Stone Tower

Ananda Putri Safitri
Chapter #3

Bab 2

November 2015

Tiga hari kemudian. Drtt.... Masuk satu notifikasi pesan pada layer kunci ponsel Qian Xi. Ia melirik sekilas lalu melihat nama di ponselnya. Tertera nama 'Rentenir' di atas sebuah pesan singkat. Satu kalimat yang sempat terbaca, menyebutkan kata nenek. Satu kata kunci itu membuatnya secara otomatis membuka pesan tersebut. Ternyata ia juga mendapatkan pesan gambar berisi foto neneknya. Isi pesannya yaitu, "Aku mengawasimu. Jika kau belum membayar hutang minggu ini, nenekmu tidak akan selamat." "Qian Xi, ibu tahu kamu pindahan dari SMA Meixihu terlampir di Universitas Norma Hunan Tugu. Sekarang, kamu mau ibu yang menyimpan ponselmu atau kamu sendiri yang menyimpannya!" teriak tegas ibu guru Qian Xi. "Maaf bu, saya akan menyimpannya sendiri," ucap Qian Xi segera meminta maaf lalu memasukkan ponselnya ke dalam tas.

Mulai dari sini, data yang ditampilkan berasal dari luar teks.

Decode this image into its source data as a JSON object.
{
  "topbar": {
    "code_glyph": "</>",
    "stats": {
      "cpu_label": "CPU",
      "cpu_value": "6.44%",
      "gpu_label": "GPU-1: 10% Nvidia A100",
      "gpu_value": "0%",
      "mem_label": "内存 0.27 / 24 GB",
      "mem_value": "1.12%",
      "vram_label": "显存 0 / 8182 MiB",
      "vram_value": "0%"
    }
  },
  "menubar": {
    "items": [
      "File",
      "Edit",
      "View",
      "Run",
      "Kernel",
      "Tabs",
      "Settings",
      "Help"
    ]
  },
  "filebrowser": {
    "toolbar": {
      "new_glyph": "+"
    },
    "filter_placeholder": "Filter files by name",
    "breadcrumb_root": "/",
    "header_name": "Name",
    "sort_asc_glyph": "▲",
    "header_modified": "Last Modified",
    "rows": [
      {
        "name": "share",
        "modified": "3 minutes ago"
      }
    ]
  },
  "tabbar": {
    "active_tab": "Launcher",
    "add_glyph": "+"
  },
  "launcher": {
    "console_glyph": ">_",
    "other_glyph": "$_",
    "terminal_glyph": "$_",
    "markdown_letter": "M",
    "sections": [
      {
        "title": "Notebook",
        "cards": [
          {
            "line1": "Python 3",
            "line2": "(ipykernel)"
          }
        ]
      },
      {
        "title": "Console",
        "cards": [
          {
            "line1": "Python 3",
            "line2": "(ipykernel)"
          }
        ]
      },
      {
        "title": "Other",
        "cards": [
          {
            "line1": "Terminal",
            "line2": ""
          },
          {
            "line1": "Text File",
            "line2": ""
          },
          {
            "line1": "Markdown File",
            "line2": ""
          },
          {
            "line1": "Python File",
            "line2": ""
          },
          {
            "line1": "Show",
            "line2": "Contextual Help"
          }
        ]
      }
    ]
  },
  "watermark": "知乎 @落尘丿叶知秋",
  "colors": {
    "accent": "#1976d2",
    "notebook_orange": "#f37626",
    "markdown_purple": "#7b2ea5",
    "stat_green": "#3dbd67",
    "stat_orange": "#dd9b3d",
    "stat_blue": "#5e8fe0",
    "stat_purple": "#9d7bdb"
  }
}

Saatnya jam keempat dimulai. Guru Bahasa Spanyol Qian Xi berpamitan pergi. Kini waktunya jam pelajaran tenis dimulai. Qian Xi beserta teman sekelasnya berbondong-bondong menuju kamar ganti untuk mengganti baju dengan seragam tenis. Sesuai kontrak awal semester, guru tenis memberi waktu siswanya sebanyak lima menit untuk berganti pakaian. Qian Xi bersama temannya segera mengganti baju di ruang ganti laki-laki. Tidak butuh waktu lama, Qian Xi dan teman sekelas laki-lakinya sudah selesai berganti pakaian. Mereka mulai bergegas mengambil raket tenis masing-masing di dalam loker dan keluar menuju lapangan tenis.

"Apa kau tidak keluar?" tanya teman sebangku Qian Xi. "Sebentar lagi aku pergi. Kau duluan saja," jawab Qian Xi. Satu persatu teman sekelas Qian Xi mulai meninggalkan ruang ganti. Kini hanya tersisa dirinya di dalam. Ia pun mengecek ponselnya lalu menelepon rentenir yang tadi sudah mengusik pikirannya. Panggilan pertama tidak terjawab. Panggilan kedua terdengar nada sambung. Menunggu agak lama, akhirnya panggilan tersebut tersambung. "Jangan menyentuh nenekku! Aku berjanji akan membayar hutangku minggu ini," ucap Qian Xi dengan rahang yang mengeras. "Ya-ya. Kita lihat nanti. Apakah kau benar akan membayar atau tidak," jawab pria yang sebelumnya memukulinya hingga babak belur. Qian Xi menghela napas panjang berusaha menahan emosi dan kemudian berkata, "Kututup teleponnya." Ia segera memencet tombol telepon telungkup berwarna merah di layar ponselnya. Kemudian, menyimpan ponsel ke dalam loker dan mengambil raket tenis. Ia bergegas lari menuju lapangan tenis.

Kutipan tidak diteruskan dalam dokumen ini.